November 22, 2008

Policy vs Power

Fifteen years ago, Bill Kristol famously wrote a memo* saying that Clinton's health care plan had to be stopped at all costs, because it would be so popular in the general public that Republicans would lose the middle class.  Steve Benen  has a piece in the Monthly this morning about the current plan to stop reform at all costs.   The key point to take away from this is they oppose universal health care because, in parallel with Social Security, it would be very effective policy, and therefore popular with the middle class and most Americans.

And therefore must be stopped.  

There could not be a clearer statement of where these people's interest lies.  They do not decide that they need to find a market based method that will be just as effective. They work as hard as they can to make millions of Americans are without health care, miserable thereby, and will be willing to vote Republican.
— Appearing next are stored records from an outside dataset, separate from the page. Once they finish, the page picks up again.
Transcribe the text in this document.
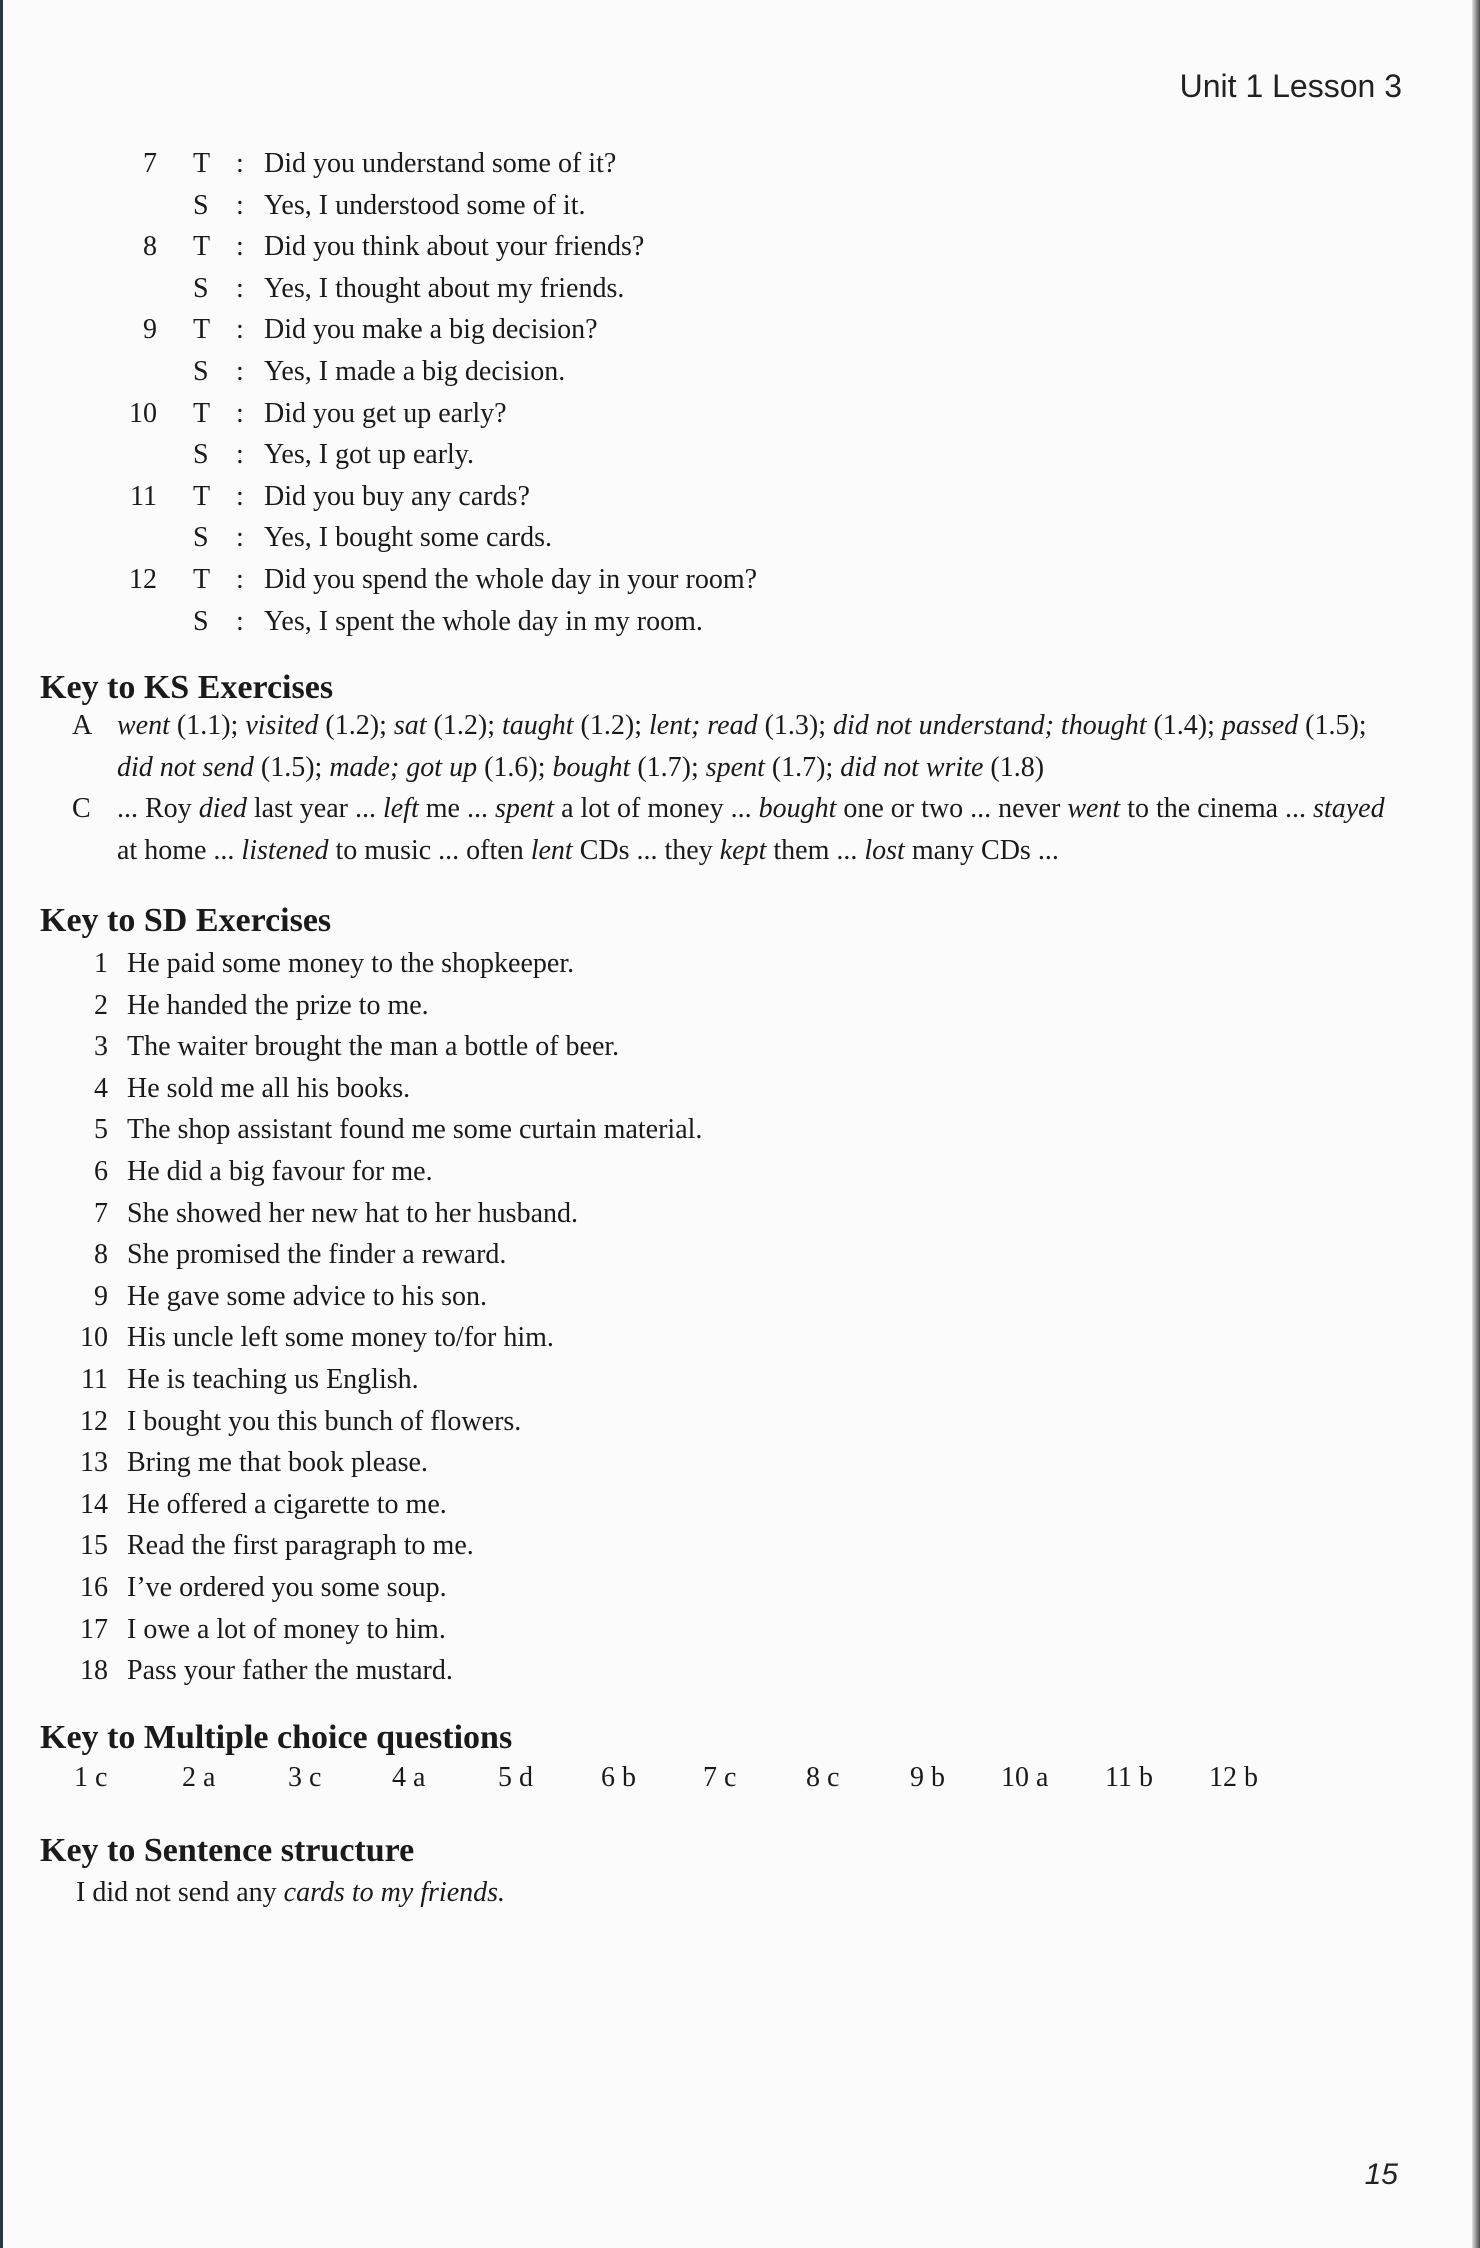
Unit 1 Lesson 3
7 T : Did you understand some of it?
S : Yes, I understood some of it.
8 T : Did you think about your friends?
S : Yes, I thought about my friends.
9 T : Did you make a big decision?
S : Yes, I made a big decision.
10 T : Did you get up early?
S : Yes, I got up early.
11 T : Did you buy any cards?
S : Yes, I bought some cards.
12 T : Did you spend the whole day in your room?
S : Yes, I spent the whole day in my room.
Key to KS Exercises
A went (1.1); visited (1.2); sat (1.2); taught (1.2); lent; read (1.3); did not understand; thought (1.4); passed (1.5); did not send (1.5); made; got up (1.6); bought (1.7); spent (1.7); did not write (1.8)
C ... Roy died last year ... left me ... spent a lot of money ... bought one or two ... never went to the cinema ... stayed at home ... listened to music ... often lent CDs ... they kept them ... lost many CDs ...
Key to SD Exercises
1 He paid some money to the shopkeeper.
2 He handed the prize to me.
3 The waiter brought the man a bottle of beer.
4 He sold me all his books.
5 The shop assistant found me some curtain material.
6 He did a big favour for me.
7 She showed her new hat to her husband.
8 She promised the finder a reward.
9 He gave some advice to his son.
10 His uncle left some money to/for him.
11 He is teaching us English.
12 I bought you this bunch of flowers.
13 Bring me that book please.
14 He offered a cigarette to me.
15 Read the first paragraph to me.
16 I’ve ordered you some soup.
17 I owe a lot of money to him.
18 Pass your father the mustard.
Key to Multiple choice questions
1 c	2 a	3 c	4 a	5 d 6 b 7 c 8 c	9 b 10 a 11 b 12 b
Key to Sentence structure
I did not send any cards to my friends.
15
*December 2, 1993 - Leading conservative operative William Kristol privately circulates a strategy document to Republicans in Congress. Kristol writes that congressional Republicans should work to "kill" -- not amend -- the Clinton plan because it presents a real danger to the Republican future: Its passage will give the Democrats a lock on the crucial middle-class vote and revive the reputation of the party. Nearly a full year before Republicans will unite behind the "Contract With America," Kristol has provided the rationale and the steel for them to achieve their aims of winning control of Congress and becoming America's majority party. Killing health care will serve both ends. The timing of the memo dovetails with a growing private consensus among Republicans that all-out opposition to the Clinton plan is in their best political interest. Until the memo surfaces, most opponents prefer behind-the-scenes warfare largely shielded from public view. The boldness of Kristol's strategy signals a new turn in the battle. Not only is it politically acceptable to criticize the Clinton plan on policy grounds, it is also politically advantageous. By the end of 1993, blocking reform poses little risk as the public becomes increasingly fearful of what it has heard about the Clinton plan.